Franceschi Sara, Lessi Francesca, Morelli Mariangela, Menicagli Michele, Aretini Paolo, Gambacciani Carlo, Pieri Francesco, Grimod Gianluca, Trapanese Maria Grazia, Valenti Silvia, Paiar Fabiola, Di Stefano Anna Luisa, Santonocito Orazio Santo, Pasqualetti Francesco, Mazzanti Chiara Maria
Fondazione Pisana per la Scienza, 56017 Pisa, Italy.
Department of Neurosurgery, Spedali Riuniti di Livorno, 57124 Livorno, Italy.
Cancers (Basel). 2024 Nov 6;16(22):3748. doi: 10.3390/cancers16223748.
BACKGROUND/OBJECTIVES: Glioblastoma (GBM) is an aggressive brain cancer with limited treatment options. Extracellular vesicles (EVs) derived from GBM cells contain important biomarkers, such as microRNAs, proteins, and DNA mutations, which are involved in tumor progression, invasion, and resistance to treatment. Identifying surface markers on these EVs is crucial for their isolation and potential use in noninvasive diagnosis. This study aimed to use tumor-derived explants to investigate the surface markers of EVs and explore their role as diagnostic biomarkers for GBM.
Tumor explants from nine GBM patients without IDH1/IDH2 mutations or 1p-19q co-deletion were cultured to preserve both tumor viability and cytoarchitecture. EVs were collected from the tumor microenvironment using differential centrifugation, filtration, and membrane affinity binding. Their surface protein composition was analyzed through multiplex protein assays. RNA-Seq data from TCGA and GTEx datasets, along with in silico single-cell RNA-seq data, were used to assess EV surface biomarker expression across large GBM patient cohorts.
The in vitro model successfully replicated the tumor microenvironment and produced EVs with distinct surface markers. Biomarker analysis in large datasets revealed specific expression patterns unique to GBM patients compared with healthy controls. These markers demonstrated potential as a GBM-specific signature and were correlated with clinical data. Furthermore, in silico single-cell RNA-seq provided detailed insights into biomarker distribution across different cell types within the tumor.

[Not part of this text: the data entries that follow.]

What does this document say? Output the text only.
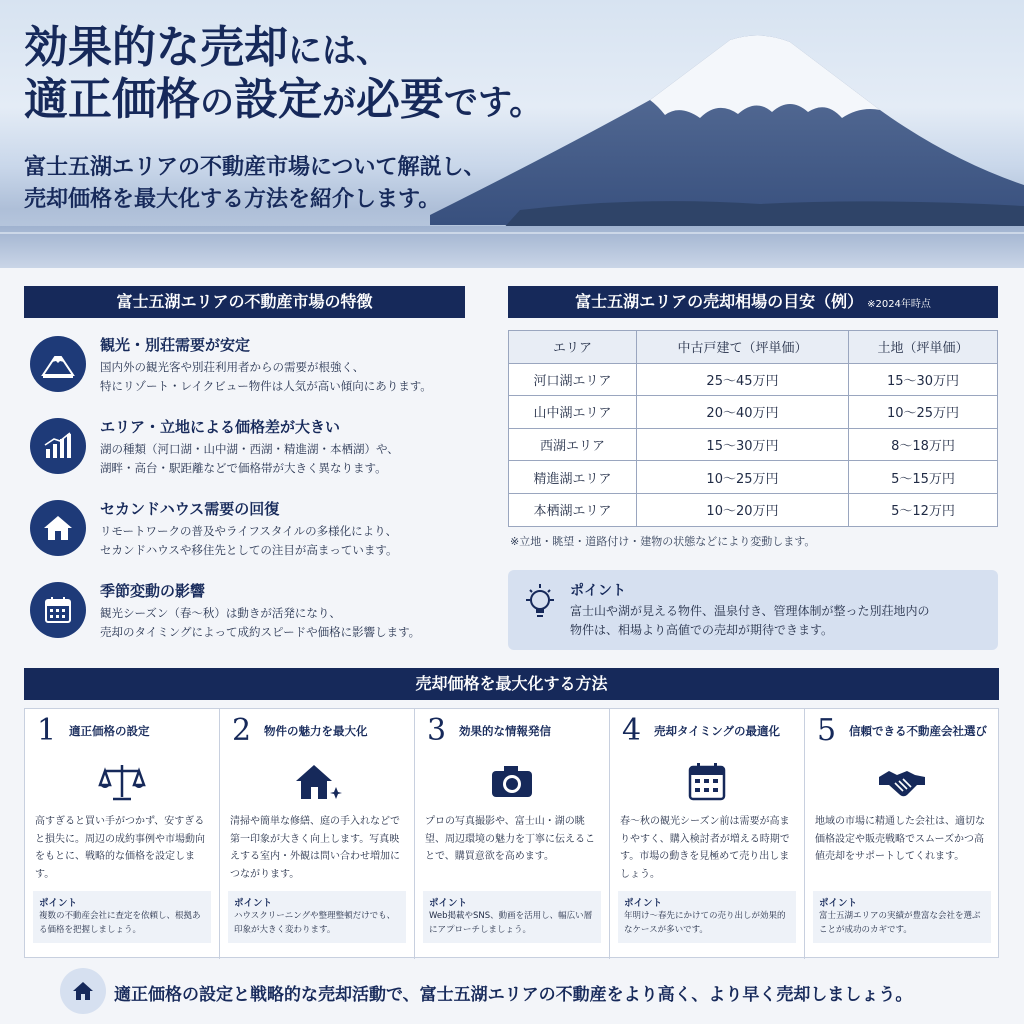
効果的な売却には、
適正価格の設定が必要です。
富士五湖エリアの不動産市場について解説し、
売却価格を最大化する方法を紹介します。
富士五湖エリアの不動産市場の特徴
観光・別荘需要が安定
国内外の観光客や別荘利用者からの需要が根強く、
特にリゾート・レイクビュー物件は人気が高い傾向にあります。
エリア・立地による価格差が大きい
湖の種類（河口湖・山中湖・西湖・精進湖・本栖湖）や、
湖畔・高台・駅距離などで価格帯が大きく異なります。
セカンドハウス需要の回復
リモートワークの普及やライフスタイルの多様化により、
セカンドハウスや移住先としての注目が高まっています。
季節変動の影響
観光シーズン（春〜秋）は動きが活発になり、
売却のタイミングによって成約スピードや価格に影響します。
富士五湖エリアの売却相場の目安（例） ※2024年時点
エリア	中古戸建て（坪単価）	土地（坪単価）
河口湖エリア	25〜45万円	15〜30万円
山中湖エリア	20〜40万円	10〜25万円
西湖エリア	15〜30万円	8〜18万円
精進湖エリア	10〜25万円	5〜15万円
本栖湖エリア	10〜20万円	5〜12万円
※立地・眺望・道路付け・建物の状態などにより変動します。
ポイント
富士山や湖が見える物件、温泉付き、管理体制が整った別荘地内の
物件は、相場より高値での売却が期待できます。
売却価格を最大化する方法
1 適正価格の設定
高すぎると買い手がつかず、安すぎると損失に。周辺の成約事例や市場動向をもとに、戦略的な価格を設定します。
ポイント
複数の不動産会社に査定を依頼し、根拠ある価格を把握しましょう。
2 物件の魅力を最大化
清掃や簡単な修繕、庭の手入れなどで第一印象が大きく向上します。写真映えする室内・外観は問い合わせ増加につながります。
ポイント
ハウスクリーニングや整理整頓だけでも、印象が大きく変わります。
3 効果的な情報発信
プロの写真撮影や、富士山・湖の眺望、周辺環境の魅力を丁寧に伝えることで、購買意欲を高めます。
ポイント
Web掲載やSNS、動画を活用し、幅広い層にアプローチしましょう。
4 売却タイミングの最適化
春〜秋の観光シーズン前は需要が高まりやすく、購入検討者が増える時期です。市場の動きを見極めて売り出しましょう。
ポイント
年明け〜春先にかけての売り出しが効果的なケースが多いです。
5 信頼できる不動産会社選び
地域の市場に精通した会社は、適切な価格設定や販売戦略でスムーズかつ高値売却をサポートしてくれます。
ポイント
富士五湖エリアの実績が豊富な会社を選ぶことが成功のカギです。
適正価格の設定と戦略的な売却活動で、富士五湖エリアの不動産をより高く、より早く売却しましょう。
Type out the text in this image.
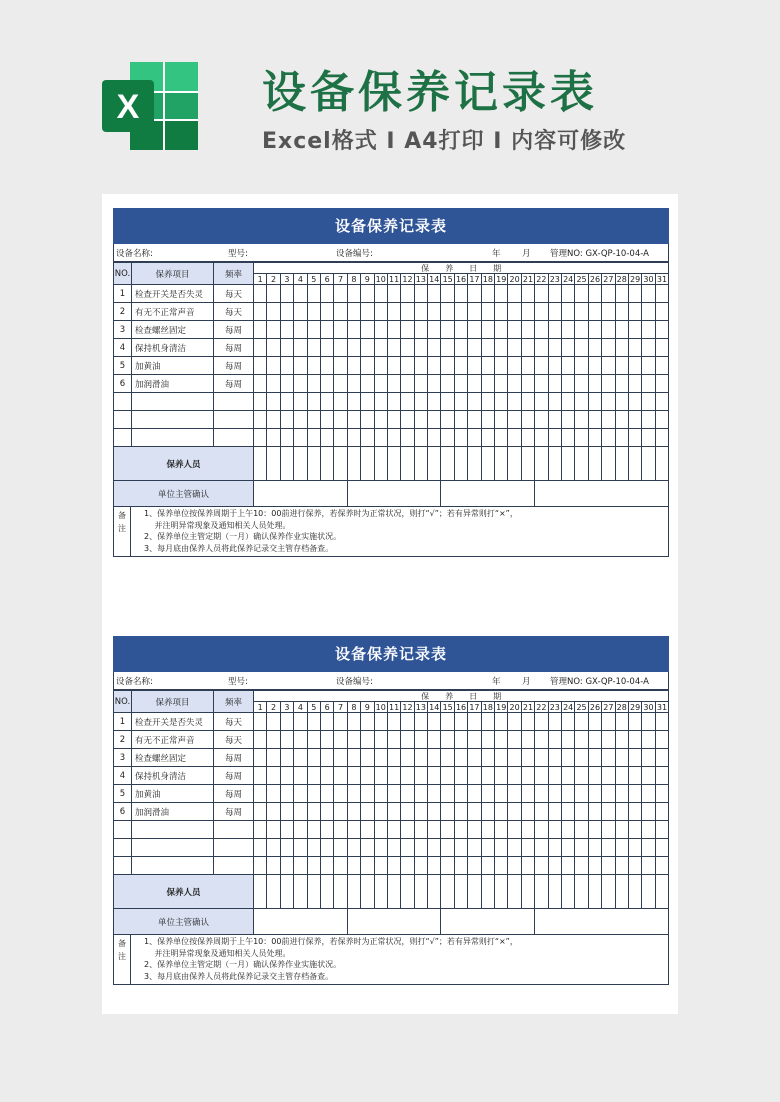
X	设备保养记录表
Excel格式 I A4打印 I 内容可修改
设备保养记录表
设备名称:	型号:	设备编号:	年	月 管理NO: GX-QP-10-04-A
NO.	保养项目	频率	保　　养　　日　　期																														
			1	2	3	4	5	6	7	8	9	10	11	12	13	14	15	16	17	18	19	20	21	22	23	24	25	26	27	28	29	30	31
1	检查开关是否失灵	每天																															
2	有无不正常声音	每天																															
3	检查螺丝固定	每周																															
4	保持机身清洁	每周																															
5	加黄油	每周																															
6	加润滑油	每周																															

保养人员																																	
单位主管确认																																	
备注
1、保养单位按保养周期于上午10：00前进行保养，若保养时为正常状况，则打“√”；若有异常则打“×”，
　 并注明异常现象及通知相关人员处理。
2、保养单位主管定期（一月）确认保养作业实施状况。
3、每月底由保养人员将此保养记录交主管存档备查。
设备保养记录表
设备名称:	型号:	设备编号:	年	月 管理NO: GX-QP-10-04-A
NO.	保养项目	频率	保　　养　　日　　期																														
			1	2	3	4	5	6	7	8	9	10	11	12	13	14	15	16	17	18	19	20	21	22	23	24	25	26	27	28	29	30	31
1	检查开关是否失灵	每天																															
2	有无不正常声音	每天																															
3	检查螺丝固定	每周																															
4	保持机身清洁	每周																															
5	加黄油	每周																															
6	加润滑油	每周																															

保养人员																																	
单位主管确认																																	
备注
1、保养单位按保养周期于上午10：00前进行保养，若保养时为正常状况，则打“√”；若有异常则打“×”，
　 并注明异常现象及通知相关人员处理。
2、保养单位主管定期（一月）确认保养作业实施状况。
3、每月底由保养人员将此保养记录交主管存档备查。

This study underscores the efficacy of the tumor-derived explant model and its potential to advance the understanding of GBM biology and EV production. A key innovation is the isolation of EVs from a model that faithfully mimics the tumor's original cytoarchitecture, offering a deeper understanding of the cells involved in EV release. The identified EV surface markers represent promising targets for enhancing EV isolation and optimizing their use as diagnostic tools. Moreover, further investigation into their molecular cargo may provide crucial insights into tumor characteristics and evolution.
背景/目的:胶质母细胞瘤(GBM)是一种侵袭性脑癌,治疗选择有限。源自GBM细胞的细胞外囊泡(EVs)含有重要的生物标志物,如微小RNA、蛋白质和DNA突变,这些都参与肿瘤进展、侵袭及对治疗的抗性。识别这些EVs上的表面标志物对于其分离及在无创诊断中的潜在应用至关重要。本研究旨在利用肿瘤来源的外植体来研究EVs的表面标志物,并探索其作为GBM诊断生物标志物的作用。
对9例无异柠檬酸脱氢酶1/异柠檬酸脱氢酶2(IDH1/IDH2)突变或1p-19q共缺失的GBM患者的肿瘤外植体进行培养,以保持肿瘤活力和细胞结构。通过差速离心、过滤和膜亲和结合从肿瘤微环境中收集EVs。通过多重蛋白质分析对其表面蛋白质组成进行分析。来自癌症基因组图谱(TCGA)和基因型组织表达(GTEx)数据集的RNA测序(RNA-Seq)数据,以及计算机模拟单细胞RNA测序数据,用于评估大样本GBM患者队列中EV表面生物标志物的表达情况。
体外模型成功复制了肿瘤微环境,并产生了具有独特表面标志物的EVs。大型数据集中的生物标志物分析显示,与健康对照相比,GBM患者具有独特的特异性表达模式。这些标志物显示出作为GBM特异性特征的潜力,并与临床数据相关。此外,计算机模拟单细胞RNA测序提供了关于肿瘤内不同细胞类型中生物标志物分布的详细见解。
本研究强调了肿瘤来源外植体模型的有效性及其在推进对GBM生物学和EV产生理解方面的潜力。一项关键创新是从忠实地模拟肿瘤原始细胞结构的模型中分离出EVs,从而更深入地了解参与EV释放的细胞。所鉴定的EV表面标志物是增强EV分离及优化其作为诊断工具应用的有前景的靶点。此外,对其分子货物的进一步研究可能为肿瘤特征和演变提供关键见解。